だから僕は、ピアノを置いて、人と人がお互いに話し出す場を作り出すことに、興味があった。」
−なぜピアノを選んだのですか?
「ピアノのいいところは、誰でも音程を探して弾くのが簡単なこと。バイオリンなどでは難しい。
ピアノは万能で、何を弾くにも避けがたい存在だね。」
−ピアノの設置場所は?
「街や公園に置くことで、
普段は芸術や文化に関心が無い人や、音楽にあまりふれる機会の無い人など、様々な多くの人もが触れられるようにしたかったんだ。

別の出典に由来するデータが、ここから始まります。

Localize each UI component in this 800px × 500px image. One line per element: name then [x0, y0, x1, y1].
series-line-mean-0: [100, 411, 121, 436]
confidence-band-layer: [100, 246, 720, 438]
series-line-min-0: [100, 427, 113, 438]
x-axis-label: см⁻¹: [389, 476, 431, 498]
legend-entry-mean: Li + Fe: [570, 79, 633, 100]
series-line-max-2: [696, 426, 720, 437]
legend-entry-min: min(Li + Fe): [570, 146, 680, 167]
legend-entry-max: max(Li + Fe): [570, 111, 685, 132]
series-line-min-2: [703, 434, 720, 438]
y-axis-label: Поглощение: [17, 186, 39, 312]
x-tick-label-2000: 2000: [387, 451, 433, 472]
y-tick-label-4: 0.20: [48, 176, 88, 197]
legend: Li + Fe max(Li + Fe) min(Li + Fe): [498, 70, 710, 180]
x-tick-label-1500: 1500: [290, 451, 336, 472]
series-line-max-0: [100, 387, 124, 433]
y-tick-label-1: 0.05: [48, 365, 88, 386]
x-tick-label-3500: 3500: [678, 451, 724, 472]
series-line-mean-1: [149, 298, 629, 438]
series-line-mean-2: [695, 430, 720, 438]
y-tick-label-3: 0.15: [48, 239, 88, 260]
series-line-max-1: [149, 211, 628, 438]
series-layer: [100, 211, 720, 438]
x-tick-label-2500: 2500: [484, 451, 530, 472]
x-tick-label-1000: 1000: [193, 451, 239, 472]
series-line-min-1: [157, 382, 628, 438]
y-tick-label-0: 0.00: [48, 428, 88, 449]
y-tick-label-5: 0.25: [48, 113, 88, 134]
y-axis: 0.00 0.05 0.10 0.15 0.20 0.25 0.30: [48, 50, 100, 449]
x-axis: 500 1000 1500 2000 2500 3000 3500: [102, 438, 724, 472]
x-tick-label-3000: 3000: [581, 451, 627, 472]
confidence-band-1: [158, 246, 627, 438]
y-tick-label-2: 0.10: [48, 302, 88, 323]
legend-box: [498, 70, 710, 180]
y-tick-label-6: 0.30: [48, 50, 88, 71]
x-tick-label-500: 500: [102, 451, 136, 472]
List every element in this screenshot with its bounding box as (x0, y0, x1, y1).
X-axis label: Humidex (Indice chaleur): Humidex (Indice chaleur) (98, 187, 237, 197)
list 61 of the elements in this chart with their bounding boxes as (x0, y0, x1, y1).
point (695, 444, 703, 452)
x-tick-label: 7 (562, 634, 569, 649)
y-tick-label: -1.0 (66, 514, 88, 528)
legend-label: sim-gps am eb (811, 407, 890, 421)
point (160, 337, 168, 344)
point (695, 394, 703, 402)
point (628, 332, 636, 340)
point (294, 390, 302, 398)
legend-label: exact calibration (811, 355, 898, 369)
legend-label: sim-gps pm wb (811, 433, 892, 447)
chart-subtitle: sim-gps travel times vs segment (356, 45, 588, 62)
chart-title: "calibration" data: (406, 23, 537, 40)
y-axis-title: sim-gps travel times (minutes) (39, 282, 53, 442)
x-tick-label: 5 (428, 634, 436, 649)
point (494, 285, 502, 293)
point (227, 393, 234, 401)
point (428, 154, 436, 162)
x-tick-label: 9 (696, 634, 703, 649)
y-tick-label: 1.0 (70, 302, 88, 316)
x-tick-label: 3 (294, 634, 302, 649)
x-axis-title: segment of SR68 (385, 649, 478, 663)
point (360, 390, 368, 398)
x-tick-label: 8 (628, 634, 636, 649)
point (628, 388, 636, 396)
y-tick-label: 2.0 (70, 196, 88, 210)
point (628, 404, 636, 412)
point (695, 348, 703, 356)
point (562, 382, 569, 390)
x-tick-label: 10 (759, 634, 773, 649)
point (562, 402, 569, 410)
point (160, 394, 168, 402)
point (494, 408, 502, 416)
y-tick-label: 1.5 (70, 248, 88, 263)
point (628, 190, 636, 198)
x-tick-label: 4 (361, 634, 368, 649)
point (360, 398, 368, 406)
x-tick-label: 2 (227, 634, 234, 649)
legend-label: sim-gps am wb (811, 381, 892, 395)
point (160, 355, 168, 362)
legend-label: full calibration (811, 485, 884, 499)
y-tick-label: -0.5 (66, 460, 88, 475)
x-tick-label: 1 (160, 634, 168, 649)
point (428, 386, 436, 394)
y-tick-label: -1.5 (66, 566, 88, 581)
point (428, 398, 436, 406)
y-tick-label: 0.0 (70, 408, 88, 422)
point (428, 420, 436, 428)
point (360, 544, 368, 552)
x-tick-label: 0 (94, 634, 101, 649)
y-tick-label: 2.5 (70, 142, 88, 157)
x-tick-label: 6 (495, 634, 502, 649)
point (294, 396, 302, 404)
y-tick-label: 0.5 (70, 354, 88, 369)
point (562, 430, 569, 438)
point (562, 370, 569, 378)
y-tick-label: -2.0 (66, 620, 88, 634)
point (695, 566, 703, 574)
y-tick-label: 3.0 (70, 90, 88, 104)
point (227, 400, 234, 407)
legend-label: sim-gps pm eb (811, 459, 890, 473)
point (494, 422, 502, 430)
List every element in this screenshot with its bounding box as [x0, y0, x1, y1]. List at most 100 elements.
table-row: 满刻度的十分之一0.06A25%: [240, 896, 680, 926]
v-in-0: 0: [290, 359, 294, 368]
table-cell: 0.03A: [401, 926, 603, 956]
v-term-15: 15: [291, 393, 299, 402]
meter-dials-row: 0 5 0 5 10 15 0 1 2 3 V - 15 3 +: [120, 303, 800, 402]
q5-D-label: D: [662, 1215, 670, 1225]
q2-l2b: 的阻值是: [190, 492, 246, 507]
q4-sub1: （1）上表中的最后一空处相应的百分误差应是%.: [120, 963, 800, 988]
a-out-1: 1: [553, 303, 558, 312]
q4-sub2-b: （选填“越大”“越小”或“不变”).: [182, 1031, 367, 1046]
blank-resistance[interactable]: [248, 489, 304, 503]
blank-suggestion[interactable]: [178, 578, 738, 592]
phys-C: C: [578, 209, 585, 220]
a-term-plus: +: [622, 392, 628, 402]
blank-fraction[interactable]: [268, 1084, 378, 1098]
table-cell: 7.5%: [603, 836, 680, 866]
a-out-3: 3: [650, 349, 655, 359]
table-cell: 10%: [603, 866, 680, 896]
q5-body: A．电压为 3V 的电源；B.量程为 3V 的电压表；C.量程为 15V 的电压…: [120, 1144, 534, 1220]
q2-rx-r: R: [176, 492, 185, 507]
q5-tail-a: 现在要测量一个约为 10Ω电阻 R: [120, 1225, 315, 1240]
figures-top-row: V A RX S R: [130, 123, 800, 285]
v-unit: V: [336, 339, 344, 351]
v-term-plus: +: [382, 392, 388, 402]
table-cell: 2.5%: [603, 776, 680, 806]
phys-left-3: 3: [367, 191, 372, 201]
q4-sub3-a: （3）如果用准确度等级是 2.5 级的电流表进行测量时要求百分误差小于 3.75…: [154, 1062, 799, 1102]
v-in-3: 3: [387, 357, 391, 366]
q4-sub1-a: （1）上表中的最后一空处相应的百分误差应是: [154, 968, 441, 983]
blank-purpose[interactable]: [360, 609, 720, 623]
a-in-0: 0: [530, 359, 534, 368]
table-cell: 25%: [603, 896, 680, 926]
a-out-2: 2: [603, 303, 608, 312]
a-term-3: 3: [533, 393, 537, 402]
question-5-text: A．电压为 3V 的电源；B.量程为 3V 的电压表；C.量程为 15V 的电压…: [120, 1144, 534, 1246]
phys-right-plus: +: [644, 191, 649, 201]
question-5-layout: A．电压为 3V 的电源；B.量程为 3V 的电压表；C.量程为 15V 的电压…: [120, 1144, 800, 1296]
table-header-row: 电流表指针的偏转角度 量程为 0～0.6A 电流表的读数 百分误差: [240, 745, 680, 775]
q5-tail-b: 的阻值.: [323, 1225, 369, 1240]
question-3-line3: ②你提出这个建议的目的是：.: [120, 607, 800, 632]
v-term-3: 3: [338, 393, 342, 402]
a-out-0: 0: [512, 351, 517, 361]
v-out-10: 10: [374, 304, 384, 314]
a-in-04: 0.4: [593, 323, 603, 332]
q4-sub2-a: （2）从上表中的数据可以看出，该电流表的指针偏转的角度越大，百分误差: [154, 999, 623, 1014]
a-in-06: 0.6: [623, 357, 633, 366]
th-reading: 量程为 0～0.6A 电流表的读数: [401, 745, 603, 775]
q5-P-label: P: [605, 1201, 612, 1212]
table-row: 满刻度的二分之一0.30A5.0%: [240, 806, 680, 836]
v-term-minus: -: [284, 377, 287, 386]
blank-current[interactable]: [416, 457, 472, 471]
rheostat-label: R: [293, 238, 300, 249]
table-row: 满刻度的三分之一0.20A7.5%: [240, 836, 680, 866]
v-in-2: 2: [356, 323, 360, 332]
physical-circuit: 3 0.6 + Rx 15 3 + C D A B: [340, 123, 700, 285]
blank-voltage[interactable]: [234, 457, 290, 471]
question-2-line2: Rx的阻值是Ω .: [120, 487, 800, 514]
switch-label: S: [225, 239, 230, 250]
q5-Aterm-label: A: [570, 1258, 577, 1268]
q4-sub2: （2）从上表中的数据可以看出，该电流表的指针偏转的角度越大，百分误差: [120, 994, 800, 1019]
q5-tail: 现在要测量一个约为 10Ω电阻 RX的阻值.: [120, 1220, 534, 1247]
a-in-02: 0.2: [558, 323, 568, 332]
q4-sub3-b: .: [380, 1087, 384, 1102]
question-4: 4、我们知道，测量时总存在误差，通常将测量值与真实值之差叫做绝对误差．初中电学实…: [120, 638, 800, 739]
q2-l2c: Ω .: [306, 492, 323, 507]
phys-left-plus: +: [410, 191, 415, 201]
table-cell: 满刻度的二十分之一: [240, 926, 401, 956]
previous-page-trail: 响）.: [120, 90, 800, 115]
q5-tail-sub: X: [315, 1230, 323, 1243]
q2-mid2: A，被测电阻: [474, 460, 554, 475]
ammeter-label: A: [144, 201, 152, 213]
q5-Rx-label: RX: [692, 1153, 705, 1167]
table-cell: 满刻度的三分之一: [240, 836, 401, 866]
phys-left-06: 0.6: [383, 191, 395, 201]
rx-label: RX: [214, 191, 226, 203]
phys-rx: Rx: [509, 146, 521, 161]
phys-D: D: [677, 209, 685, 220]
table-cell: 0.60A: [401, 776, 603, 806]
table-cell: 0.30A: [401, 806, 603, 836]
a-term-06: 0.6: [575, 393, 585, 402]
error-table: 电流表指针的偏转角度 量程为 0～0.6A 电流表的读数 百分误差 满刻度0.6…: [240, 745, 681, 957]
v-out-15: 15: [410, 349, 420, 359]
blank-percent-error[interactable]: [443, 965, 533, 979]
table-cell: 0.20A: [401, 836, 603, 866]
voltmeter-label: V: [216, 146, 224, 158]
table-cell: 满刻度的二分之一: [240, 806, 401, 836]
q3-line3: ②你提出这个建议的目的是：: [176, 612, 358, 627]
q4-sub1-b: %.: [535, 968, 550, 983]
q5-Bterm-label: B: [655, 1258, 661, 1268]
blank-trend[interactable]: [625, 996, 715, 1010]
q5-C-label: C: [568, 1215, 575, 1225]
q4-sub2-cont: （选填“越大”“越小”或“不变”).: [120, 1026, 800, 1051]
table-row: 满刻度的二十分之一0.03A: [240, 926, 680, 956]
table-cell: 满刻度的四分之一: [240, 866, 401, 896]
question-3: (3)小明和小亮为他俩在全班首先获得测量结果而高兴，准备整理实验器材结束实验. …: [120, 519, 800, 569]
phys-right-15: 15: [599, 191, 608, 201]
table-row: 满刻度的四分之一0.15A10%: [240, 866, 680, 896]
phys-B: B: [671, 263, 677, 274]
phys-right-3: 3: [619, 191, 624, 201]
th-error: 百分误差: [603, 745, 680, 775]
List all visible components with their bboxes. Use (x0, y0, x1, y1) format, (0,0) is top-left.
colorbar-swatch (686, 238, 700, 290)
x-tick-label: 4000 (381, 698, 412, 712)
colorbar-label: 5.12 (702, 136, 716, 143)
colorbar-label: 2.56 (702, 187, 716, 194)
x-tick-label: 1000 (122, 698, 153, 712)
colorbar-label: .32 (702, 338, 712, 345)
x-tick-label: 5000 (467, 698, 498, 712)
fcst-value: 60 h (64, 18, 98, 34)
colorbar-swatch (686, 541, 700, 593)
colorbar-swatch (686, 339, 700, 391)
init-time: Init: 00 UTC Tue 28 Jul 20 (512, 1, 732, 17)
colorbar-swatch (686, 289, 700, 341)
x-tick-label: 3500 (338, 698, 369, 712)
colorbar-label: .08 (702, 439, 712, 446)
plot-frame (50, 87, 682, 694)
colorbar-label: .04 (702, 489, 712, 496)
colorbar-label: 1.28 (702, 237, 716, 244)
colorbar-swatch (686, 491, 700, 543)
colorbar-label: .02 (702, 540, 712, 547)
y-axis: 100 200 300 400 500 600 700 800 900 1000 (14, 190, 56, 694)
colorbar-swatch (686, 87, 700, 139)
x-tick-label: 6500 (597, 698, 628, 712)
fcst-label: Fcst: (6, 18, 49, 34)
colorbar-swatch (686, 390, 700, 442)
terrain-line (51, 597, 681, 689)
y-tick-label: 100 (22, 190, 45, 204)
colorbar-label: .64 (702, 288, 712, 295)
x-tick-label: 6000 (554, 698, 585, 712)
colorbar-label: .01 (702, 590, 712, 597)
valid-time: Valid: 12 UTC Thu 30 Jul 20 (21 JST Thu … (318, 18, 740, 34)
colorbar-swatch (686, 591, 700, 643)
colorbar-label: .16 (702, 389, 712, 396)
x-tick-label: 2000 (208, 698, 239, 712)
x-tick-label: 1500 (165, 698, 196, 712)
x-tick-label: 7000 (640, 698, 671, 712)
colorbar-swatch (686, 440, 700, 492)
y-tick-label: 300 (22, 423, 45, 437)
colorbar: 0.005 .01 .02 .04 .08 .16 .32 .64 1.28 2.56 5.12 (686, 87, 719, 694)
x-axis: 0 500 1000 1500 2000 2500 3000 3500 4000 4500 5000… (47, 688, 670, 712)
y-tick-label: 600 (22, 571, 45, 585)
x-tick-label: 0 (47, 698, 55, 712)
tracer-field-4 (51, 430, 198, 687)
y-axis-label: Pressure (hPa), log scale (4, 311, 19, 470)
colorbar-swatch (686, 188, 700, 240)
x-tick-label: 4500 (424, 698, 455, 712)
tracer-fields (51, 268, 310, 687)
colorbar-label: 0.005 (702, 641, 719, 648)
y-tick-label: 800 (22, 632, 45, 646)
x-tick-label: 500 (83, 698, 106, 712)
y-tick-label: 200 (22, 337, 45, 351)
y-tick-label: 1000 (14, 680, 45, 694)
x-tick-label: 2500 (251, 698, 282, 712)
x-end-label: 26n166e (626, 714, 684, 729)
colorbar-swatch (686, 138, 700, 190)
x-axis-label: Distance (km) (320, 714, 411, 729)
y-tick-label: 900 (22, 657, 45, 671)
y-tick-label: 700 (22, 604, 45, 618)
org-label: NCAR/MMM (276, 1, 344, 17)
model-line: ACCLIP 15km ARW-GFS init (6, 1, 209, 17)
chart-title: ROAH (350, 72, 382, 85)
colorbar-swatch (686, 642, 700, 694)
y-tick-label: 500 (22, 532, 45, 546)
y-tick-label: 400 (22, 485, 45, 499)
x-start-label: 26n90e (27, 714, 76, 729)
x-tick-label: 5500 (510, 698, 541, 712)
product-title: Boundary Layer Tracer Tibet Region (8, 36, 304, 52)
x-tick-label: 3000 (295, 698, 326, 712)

例えばここ、ソーホースクエア広場は、いつも沢山のひとが集まるので、一般向けのイベントに向いているということで選んだんだ。」
−これらのピアノはどこから?
「ピアノ運送会社が中古ピアノを寄付してくれたので、実際のコストは輸送費と調律代。」
「イギリスでは1930年代には、今のテレビのようにどこの家庭にもピアノがあった。
今は、余ったピアノが廃棄されてしまっているんだ。」
−ピアノのデザインも素敵ですね。
「地元のアーティスト達が描いたんだ。
例えばこのピアノには心臓の絵が描いてあるけど、すぐこの側が病院だからね。